Até as eleições para o último Congresso Constituinte a presença de evangélicos na política pouco ou nada tinha a ver com um “voto evangélico”. O discurso predominante era de que “crente não se mete em política”. Os eventuais sucessos de candidatos evangélicos nas urnas raramente contou com a bênção de suas igrejas. Em 1986, algo mudou. O número de deputados evangélicos saltou de 12 para 32, sendo que a maioria (18) agora eram oriundos de igrejas pentecostais. A estratégia de lançar “candidaturas oficiais”, legitimadas pela pregação de que “Irmão vota em Irmão” foi parte da estratégia de algumas igrejas no sentido de criar, ou para usar meu termo provocativo, “inventar” os eleitores para esses candidatos. Os estudiosos das estratégias usadas pelos parlamentares na busca pela reeleição apontam que a “sinalização” de temas ou ideias é uma das principais estratégias usadas por políticos cuja votação não está geograficamente concentrada. São necessários estudos mais detalhados sobre o sucesso dos políticos evangélicos em suas tentativas de reeleição, mas, ao que parece, aqueles que têm conseguido o aporte de recursos (simbólicos e materiais) das igrejas em suas campanhas e obtido maior visibilidade durante seus mandatos em temas importantes para os que se identificam como evangélicos vêm sendo os mais bem-sucedidos.
Um das estratégias utilizadas na construção de uma base eleitoral (não apenas dos evangélicos) é justamente a simplificação e a redução de temas complexos a frases de efeito e jargões carregados emocionalmente, não raro marcados pela chave “amigo-inimigo”. Um candidato evangélico típico bem-sucedido será então aquele que convencer um número suficiente de evangélicos de que devem votar nele por representar não tanto os interesses, mas seus valores e crenças na arena política. Como as crenças e valores adotados pelos “evangélicos” variam muito, é preciso recorrer a termos genéricos, carregados emocionalmente e familiares ao contexto linguístico do grupo fortalecendo a sensação de pertencimento. Termos como “governo dos justos”, “ditadura gay”, “abortistas” ativam esperanças, medos e ódios bastante poderosos que podem virar votos.

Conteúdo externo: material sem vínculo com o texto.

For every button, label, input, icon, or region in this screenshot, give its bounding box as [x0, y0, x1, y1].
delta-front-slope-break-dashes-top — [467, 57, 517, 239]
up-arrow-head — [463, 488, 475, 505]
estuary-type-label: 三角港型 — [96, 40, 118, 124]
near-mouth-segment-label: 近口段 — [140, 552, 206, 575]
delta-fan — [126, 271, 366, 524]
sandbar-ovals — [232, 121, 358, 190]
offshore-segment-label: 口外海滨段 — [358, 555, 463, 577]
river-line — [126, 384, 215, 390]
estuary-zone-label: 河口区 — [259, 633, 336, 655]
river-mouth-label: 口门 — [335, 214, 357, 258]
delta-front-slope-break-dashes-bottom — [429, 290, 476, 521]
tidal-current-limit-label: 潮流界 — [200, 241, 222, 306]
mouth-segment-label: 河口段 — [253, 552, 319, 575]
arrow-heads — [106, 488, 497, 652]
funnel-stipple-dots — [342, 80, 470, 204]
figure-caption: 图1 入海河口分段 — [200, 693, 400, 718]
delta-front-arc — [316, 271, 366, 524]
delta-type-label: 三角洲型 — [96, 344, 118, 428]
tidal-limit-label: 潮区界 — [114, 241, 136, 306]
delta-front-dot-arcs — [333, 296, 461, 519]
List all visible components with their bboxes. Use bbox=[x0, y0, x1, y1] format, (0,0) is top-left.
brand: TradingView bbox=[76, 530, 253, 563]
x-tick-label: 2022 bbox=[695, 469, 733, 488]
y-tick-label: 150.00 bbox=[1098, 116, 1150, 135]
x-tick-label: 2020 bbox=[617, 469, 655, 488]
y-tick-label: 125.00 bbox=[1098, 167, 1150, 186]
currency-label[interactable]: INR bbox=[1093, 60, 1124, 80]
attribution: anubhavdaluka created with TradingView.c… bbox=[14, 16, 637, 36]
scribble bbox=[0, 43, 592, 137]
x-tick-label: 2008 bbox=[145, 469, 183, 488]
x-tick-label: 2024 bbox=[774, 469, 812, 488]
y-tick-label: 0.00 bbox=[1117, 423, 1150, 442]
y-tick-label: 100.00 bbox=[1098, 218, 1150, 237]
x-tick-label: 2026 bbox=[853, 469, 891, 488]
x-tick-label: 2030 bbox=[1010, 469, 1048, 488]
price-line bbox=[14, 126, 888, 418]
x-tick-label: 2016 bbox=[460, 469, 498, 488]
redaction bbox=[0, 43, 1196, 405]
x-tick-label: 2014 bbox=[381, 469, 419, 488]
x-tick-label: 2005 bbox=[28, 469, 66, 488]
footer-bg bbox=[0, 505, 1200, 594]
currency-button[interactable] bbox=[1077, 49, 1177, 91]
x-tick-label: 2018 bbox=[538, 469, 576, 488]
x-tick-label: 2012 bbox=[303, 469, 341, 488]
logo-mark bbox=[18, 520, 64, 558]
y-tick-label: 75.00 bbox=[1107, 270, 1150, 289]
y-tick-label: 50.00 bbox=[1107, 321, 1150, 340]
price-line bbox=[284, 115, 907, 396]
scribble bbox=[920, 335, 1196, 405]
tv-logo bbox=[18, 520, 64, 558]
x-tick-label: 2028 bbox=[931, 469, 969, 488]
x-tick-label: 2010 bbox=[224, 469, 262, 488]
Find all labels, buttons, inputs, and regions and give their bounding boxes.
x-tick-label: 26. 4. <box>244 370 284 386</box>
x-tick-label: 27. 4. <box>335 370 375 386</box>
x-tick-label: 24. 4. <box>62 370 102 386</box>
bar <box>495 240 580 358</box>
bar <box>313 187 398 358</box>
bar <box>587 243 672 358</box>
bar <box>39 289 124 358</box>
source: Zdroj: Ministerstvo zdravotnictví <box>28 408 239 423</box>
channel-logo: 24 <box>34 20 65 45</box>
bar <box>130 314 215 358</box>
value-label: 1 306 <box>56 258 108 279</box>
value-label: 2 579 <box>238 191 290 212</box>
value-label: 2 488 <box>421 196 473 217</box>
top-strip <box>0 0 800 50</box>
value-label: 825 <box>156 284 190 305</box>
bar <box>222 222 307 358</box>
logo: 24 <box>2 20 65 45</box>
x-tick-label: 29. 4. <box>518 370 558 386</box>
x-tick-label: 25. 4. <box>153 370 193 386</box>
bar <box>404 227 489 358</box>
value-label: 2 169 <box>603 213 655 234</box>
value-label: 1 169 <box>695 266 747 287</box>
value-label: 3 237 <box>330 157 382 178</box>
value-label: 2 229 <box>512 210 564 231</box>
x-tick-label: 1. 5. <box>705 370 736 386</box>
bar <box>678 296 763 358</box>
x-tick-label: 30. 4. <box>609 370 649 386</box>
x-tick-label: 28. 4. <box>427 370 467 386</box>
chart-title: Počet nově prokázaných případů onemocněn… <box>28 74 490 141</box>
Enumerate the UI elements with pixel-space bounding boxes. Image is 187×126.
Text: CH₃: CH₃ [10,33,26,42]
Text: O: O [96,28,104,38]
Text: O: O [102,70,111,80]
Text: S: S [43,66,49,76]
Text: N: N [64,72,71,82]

É claro que as estratégias das igrejas e dos políticos para criar o “voto evangélico” não seriam eficazes se todo seu discurso não fizesse sentido para pelo menos parte dos fiéis eleitores. De qualquer forma, se votar como evangélico não é algo dado ou “natural”, precisamos nos debruçar sobre seus efeitos, e não apenas sobre o sistema político. Questões como distorções na representação ou mesmo a defesa de pautas contrárias a direitos de minorias são os exemplos mais conhecidos. Por outro lado, o próprio campo evangélico pode estar sendo “colonizado” pela lógica e pelos interesses dos políticos evangélicos em detrimento de sua dimensão propriamente religiosa.
* Teólogo, historiador e doutor em Ciência Política pela Universidade Federal de Minas Gerais (UFMG), o autor é professor da Universidade Federal de Alfenas (Unifal), em Minas Gerais.